Hawaï cherche à abandonner le pétrole pour embrasser le soleil en deux mille quarante-cinq

06 June 2026 Publié | Traduit de l'espagnol

Hawaï, un paradis qui brûle du pétrole importé pour alimenter ses lumières, ses voitures et ses touristes, s'est fixé un défi de taille : fonctionner uniquement avec de l'électricité renouvelable d'ici 2045. L'objectif est ambitieux, mais se heurte à la réalité de ses îles, où le soleil, le vent et la chaleur de la terre promettent un avenir plus propre, bien que non exempt d'obstacles techniques et logistiques.
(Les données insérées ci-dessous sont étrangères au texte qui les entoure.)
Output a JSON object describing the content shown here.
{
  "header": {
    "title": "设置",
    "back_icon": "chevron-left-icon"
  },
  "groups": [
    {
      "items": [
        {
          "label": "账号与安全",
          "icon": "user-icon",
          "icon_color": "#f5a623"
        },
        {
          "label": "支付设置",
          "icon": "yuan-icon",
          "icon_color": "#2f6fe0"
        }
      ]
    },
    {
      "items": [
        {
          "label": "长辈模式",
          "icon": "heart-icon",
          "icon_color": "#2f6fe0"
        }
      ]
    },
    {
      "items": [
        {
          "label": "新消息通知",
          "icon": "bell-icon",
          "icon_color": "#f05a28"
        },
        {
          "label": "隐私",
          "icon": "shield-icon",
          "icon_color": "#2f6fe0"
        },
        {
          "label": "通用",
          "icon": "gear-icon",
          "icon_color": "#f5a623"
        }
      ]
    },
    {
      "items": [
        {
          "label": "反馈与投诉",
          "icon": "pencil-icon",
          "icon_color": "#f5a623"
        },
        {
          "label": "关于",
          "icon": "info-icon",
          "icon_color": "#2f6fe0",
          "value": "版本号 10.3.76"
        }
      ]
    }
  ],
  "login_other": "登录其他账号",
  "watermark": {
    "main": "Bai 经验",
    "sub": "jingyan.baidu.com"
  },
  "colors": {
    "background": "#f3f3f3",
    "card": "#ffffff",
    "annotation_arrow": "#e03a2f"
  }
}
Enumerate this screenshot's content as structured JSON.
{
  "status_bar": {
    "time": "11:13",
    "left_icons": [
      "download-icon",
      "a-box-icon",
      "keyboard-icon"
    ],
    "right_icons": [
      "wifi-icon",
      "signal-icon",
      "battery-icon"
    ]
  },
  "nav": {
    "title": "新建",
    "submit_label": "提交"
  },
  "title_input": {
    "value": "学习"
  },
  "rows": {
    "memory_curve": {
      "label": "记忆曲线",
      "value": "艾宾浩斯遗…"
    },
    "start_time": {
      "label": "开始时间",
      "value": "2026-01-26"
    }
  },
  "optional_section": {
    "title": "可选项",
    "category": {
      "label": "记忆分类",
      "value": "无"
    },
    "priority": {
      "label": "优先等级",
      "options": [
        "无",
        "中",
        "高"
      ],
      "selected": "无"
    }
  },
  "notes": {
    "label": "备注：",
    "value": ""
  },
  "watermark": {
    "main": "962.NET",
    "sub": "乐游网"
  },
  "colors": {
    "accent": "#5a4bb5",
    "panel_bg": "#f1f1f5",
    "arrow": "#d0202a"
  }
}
Paysage insulaire hawaïen divisé en diagonale, côté gauche montrant des conduites de raffinerie de pétrole sombres et des cheminées fumantes avec un pétrolier importé au large, côté droit révélant des panneaux solaires sur les pentes volcaniques, des éoliennes tournant sur les crêtes, des évents de vapeur géothermique acheminant l'énergie vers une sous-station de réseau moderne, des ingénieurs inspectant des systèmes onduleurs photovoltaïques tandis que des drones surveillent les lignes de transport, visualisation technique cinématographique, coucher de soleil doré contrastant la brume industrielle avec la lueur de l'énergie propre, rendu technique photoréaliste, composants d'infrastructure ultra-détaillés

Le réseau électrique et les moteurs : les défis techniques de la transition ⚡

Pour atteindre son objectif, Hawaï développe des parcs solaires avec des batteries à grande échelle, des éoliennes sur ses côtes et des centrales géothermiques sur la Grande Île. Le problème est que le réseau électrique, conçu pour les sources fossiles, doit devenir intelligent et stable face à l'intermittence du soleil et du vent. De plus, décarboner le transport aérien et maritime, vital pour son économie, nécessite des carburants synthétiques ou de l'hydrogène vert, des technologies encore immatures et coûteuses. Sans oublier que les bateaux et les avions ne se branchent pas sur la plage.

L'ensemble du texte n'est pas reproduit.